Черно-белый пес растерянно переводил взгляд с одного на другого.

— Ферма-то ваша где? — спросил он затем. — Вы, ясное дело, не туристовы. Те толстые, гладкие, а вы оба — кожа да кости. Что вы тут вообще делаете?

Возникла пауза.

— Мы в сарае живем, — вдруг быстро проговорил Надоеда. — Там розовые облачка, словно цветущие рододендроны. Я знаю, это звучит глупо, но, если я сотру со своих глаз паутину, ты сразу сам увидишь, что я имею в виду. Правда, это дело будущего, пока там мышка хозяйничает… Слушай, а ты можешь сказать, почему твой хозяин так нас испугался? Он так удирал… Он ведь удирал, да?

— Что верно, то верно. Я его в таком страхе раньше только раз видел, это когда мы встретили одну собаку и он решил, что у нее бешенство. Знаете, совсем юный щенок, и хозяин решил, что у нее судороги. Пена из пасти, все такое…

— Бешенство? — удивился Надоеда. — А это как?

— Неужели не знаешь? Это хворь такая, вроде чумки, от нее собаки тоже мрут, только иначе… Редкая болезнь. Я так понимаю, хозяин и решил, что ты бешенством заболел. Пахнет от тебя довольно странно, да и голова выглядит как крысиное брюхо, когда зубами его вспорешь…

— Но ты-то, похоже, нас не боишься?

— Я? Нет. Я влет разнюхал, больной ты или здоровый. Ни бешенства, ни чумы у тебя нет, но человеку это поди объясни! Вот он и сбежал.

— А куда овцы-то подевались? — задал Рауф актуальный вопрос.

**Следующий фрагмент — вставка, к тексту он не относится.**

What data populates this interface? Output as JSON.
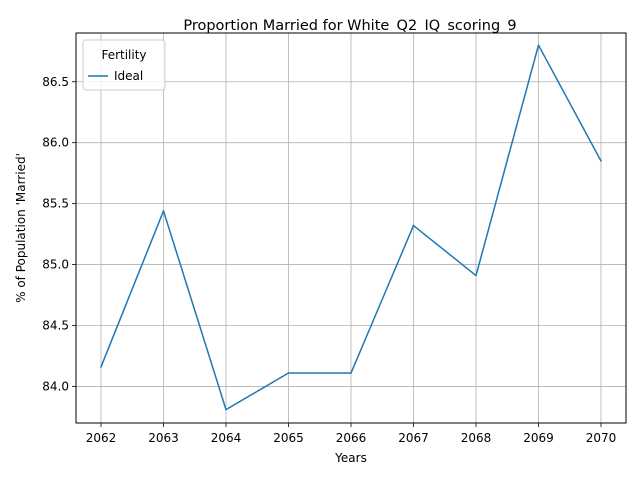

Овчарка вновь не могла скрыть удивления.

— Овцы?.. Так кто же их снаружи держать будет, когда снег?.. Их еще вчера в овчарни загнали. Во работка была, я вам доложу, да все на холоде! Думаешь, чего ради мы тут с хозяином бродим? Ищем, не спустилась ли еще какая с верхних лугов…

— Ясно, — сказал Надоеда. — То есть нам вряд ли… Ну да, я понял.

— Значит, вы так и живете на склоне? — спросил черно-белый. — Кочуете то вверх, то вниз? Совсем вы от такой жизни отощали, бедолаги. А у тебя еще и мозги набекрень, — добавил он, обращаясь к Надоеде. — Смотрите, тут под открытым небом и помереть можно… Ну да ничего, выше нос! Завтра будет оттепель — чуете в воздухе?

В это время издалека долетел зов:

— Ко мне, Лентяй! Живо ко мне!..

И черно-белый пес, не добавив ни слова, метнулся прочь со стремительностью форели, идущей против течения. Заснеженный склон, простиравшийся от подножия утеса до самого озера, вновь опустел.

— Он не узнал нас, — немного помолчав, проговорил Надоеда. — И он явно считает нас неопасными.

— Какая уж там опасность, — хмыкнул Рауф.

— У меня лапы замерзли, — пожаловался фокстерьер.

— Замерзнут совсем и отвалятся, если здесь будем торчать. Надо подыскать какое-никакое логово. Может, к утру все и растает, но до тех пор у нас глаза льдом успеют покрыться!

— Грустное получится зрелище, — согласился Надоеда. — Я же ничего ими видеть не смогу, правда? Ни личинки не рассмотрю, ни мышки, ни помойки за домом… Ладно, Рауф, не будем унывать! Может, мы еще лиса найдем, а может, вовсе забредем в такой уголок мира, который никому, кроме нас, нужен не будет. А придет черед умереть — разве ты не предпочел бы встретить смерть здесь, чем в баке с водой у белых халатов? По мне так лучше уж тут… И так у нас с тобой не много достоинства осталось. Знаешь, из всего, что отняли у нас белые халаты, это мне почему-то дороже всего остального. Будем же надеяться, что хотя бы умрем в одиночку, как подобает приличным зверям!